Here's the link to the post I was referring to:

http://forums.malwar...ndpost&p=547206

=============================

For OTL.....

Please do this:
Run OTL

• Under the Custom Scans/Fixes box at the bottom, paste in the following

  :OTL
  O3 - HKLM\..\Toolbar: (no name) - Locked - No CLSID value found.
  [2011/11/22 06:43:04 | 000,000,000 | ---D | M] -- C:\Users\Craig Parker\AppData\Roaming\BaammH66sW
  [2011/11/22 06:42:54 | 000,000,000 | ---D | M] -- C:\Users\Craig Parker\AppData\Roaming\nSSS11ivD
  [2011/11/22 06:47:23 | 000,000,000 | ---D | M] -- C:\Users\Craig Parker\AppData\Roaming\O6dWW77fL9gXjYe
  [2011/11/22 07:16:07 | 000,000,000 | ---D | M] -- C:\Users\Craig Parker\AppData\Roaming\OfEELL9gTZqjC
  [2011/11/22 06:43:03 | 000,000,000 | ---D | M] -- C:\Users\Craig Parker\AppData\Roaming\OPPP0uucS1ib3oG
  [2011/11/22 06:47:23 | 000,000,000 | ---D | M] -- C:\Users\Craig Parker\AppData\Roaming\oxA00vv2ibFpGaQ
  [2011/11/22 06:42:53 | 000,000,000 | ---D | M] -- C:\Users\Craig Parker\AppData\Roaming\wNttxxA0ucS2b
  :Commands
  [EMPTYJAVA]
  [emptytemp]
  

• Then click the Run Fix button at the top
  
• Let the program run unhindered, when done it will say "Fix Complete press ok to open the log"
  
• Please post that log in your next reply. Note: If a file or folder cannot be moved immediately you may be asked to reboot the machine to finish the move process. If you are asked to reboot the machine choose Yes. In this case, after the reboot, open Notepad (Start->All Programs->Accessories->Notepad), click File->Open, in the File Name box enter *.log and press the Enter key, navigate to the C:\_OTL\MovedFiles folder, and open the newest .log file present, and copy/paste the contents of that document back here in your next post.

Reboot and let me know, MrC

[captarheel]

Thanks. I have completely uninstalled FF and all personal settings. There is no application to open or bookmarks to check.

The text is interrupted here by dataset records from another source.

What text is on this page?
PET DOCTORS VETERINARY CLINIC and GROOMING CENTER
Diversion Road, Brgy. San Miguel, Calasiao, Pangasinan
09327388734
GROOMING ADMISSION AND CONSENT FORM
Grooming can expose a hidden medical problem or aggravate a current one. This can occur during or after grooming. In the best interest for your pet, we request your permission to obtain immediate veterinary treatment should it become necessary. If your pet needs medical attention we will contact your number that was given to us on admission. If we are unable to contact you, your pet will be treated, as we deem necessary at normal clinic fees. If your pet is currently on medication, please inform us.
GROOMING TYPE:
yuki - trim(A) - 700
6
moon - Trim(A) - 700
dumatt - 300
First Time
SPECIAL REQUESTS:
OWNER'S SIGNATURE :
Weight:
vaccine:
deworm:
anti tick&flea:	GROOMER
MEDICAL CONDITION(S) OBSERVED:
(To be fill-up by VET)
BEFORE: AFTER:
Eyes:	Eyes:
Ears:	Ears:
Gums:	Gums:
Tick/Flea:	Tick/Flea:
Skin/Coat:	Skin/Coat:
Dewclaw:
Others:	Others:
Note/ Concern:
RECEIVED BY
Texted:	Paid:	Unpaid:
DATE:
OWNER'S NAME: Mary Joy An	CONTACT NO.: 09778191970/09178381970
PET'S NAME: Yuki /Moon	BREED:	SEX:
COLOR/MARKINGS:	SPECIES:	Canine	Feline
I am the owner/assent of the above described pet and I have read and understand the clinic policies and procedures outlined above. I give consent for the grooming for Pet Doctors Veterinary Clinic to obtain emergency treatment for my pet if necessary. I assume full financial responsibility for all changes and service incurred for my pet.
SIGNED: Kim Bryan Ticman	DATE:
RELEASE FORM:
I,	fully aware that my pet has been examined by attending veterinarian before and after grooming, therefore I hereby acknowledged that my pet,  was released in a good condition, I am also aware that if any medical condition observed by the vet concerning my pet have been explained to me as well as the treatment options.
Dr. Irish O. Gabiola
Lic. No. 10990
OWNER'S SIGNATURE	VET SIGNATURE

I opened OTL and pasted the fix you asked me to run. Here are the results:



OTL by OldTimer - Version 3.2.42.1 log created on 04292012_134702
Files\Folders moved on Reboot...
Registry entries deleted on Reboot...

[captarheel]

I was asked to reboot and did so.

The MBAM pop up box is still occasionally appearing saying MBAM blocked access to a potentially malicious site with the same IP address -- 208.73.210.29

Sorry to hear about your main machine -- hopefully it can be resurrected!

[MrCharlie]

Looks like you didn't enter the code correctly:

Here it is:

:OTL
O3 - HKLM\..\Toolbar: (no name) - Locked - No CLSID value found.
[2011/11/22 06:43:04 | 000,000,000 | ---D | M] -- C:\Users\Craig Parker\AppData\Roaming\BaammH66sW
[2011/11/22 06:42:54 | 000,000,000 | ---D | M] -- C:\Users\Craig Parker\AppData\Roaming\nSSS11ivD
[2011/11/22 06:47:23 | 000,000,000 | ---D | M] -- C:\Users\Craig Parker\AppData\Roaming\O6dWW77fL9gXjYe
[2011/11/22 07:16:07 | 000,000,000 | ---D | M] -- C:\Users\Craig Parker\AppData\Roaming\OfEELL9gTZqjC
[2011/11/22 06:43:03 | 000,000,000 | ---D | M] -- C:\Users\Craig Parker\AppData\Roaming\OPPP0uucS1ib3oG
[2011/11/22 06:47:23 | 000,000,000 | ---D | M] -- C:\Users\Craig Parker\AppData\Roaming\oxA00vv2ibFpGaQ
[2011/11/22 06:42:53 | 000,000,000 | ---D | M] -- C:\Users\Craig Parker\AppData\Roaming\wNttxxA0ucS2b
:Commands
[EMPTYJAVA]
[emptytemp]

MrC

[captarheel]

oops. Ok. Re-ran. Here is the log:

All processes killed
========== OTL ==========
Registry value HKEY_LOCAL_MACHINE\Software\Microsoft\Internet Explorer\Toolbar\\Locked deleted successfully.

File PTYJAVA] not found.
File ptytemp] not found.

OTL by OldTimer - Version 3.2.42.1 log created on 04292012_135937
Files\Folders moved on Reboot...
Registry entries deleted on Reboot...

[captarheel]

MBAM pop up box still appearing -- man, you weren't kidding when you said this was hard to get rid of!

[MrCharlie]

Did you look at the FF bookmarks as I asked??

MrC

[captarheel]

I just reinstalled Firefox, but there are absolutely no bookmarks or anything else left after I uninstalled everything yesterday.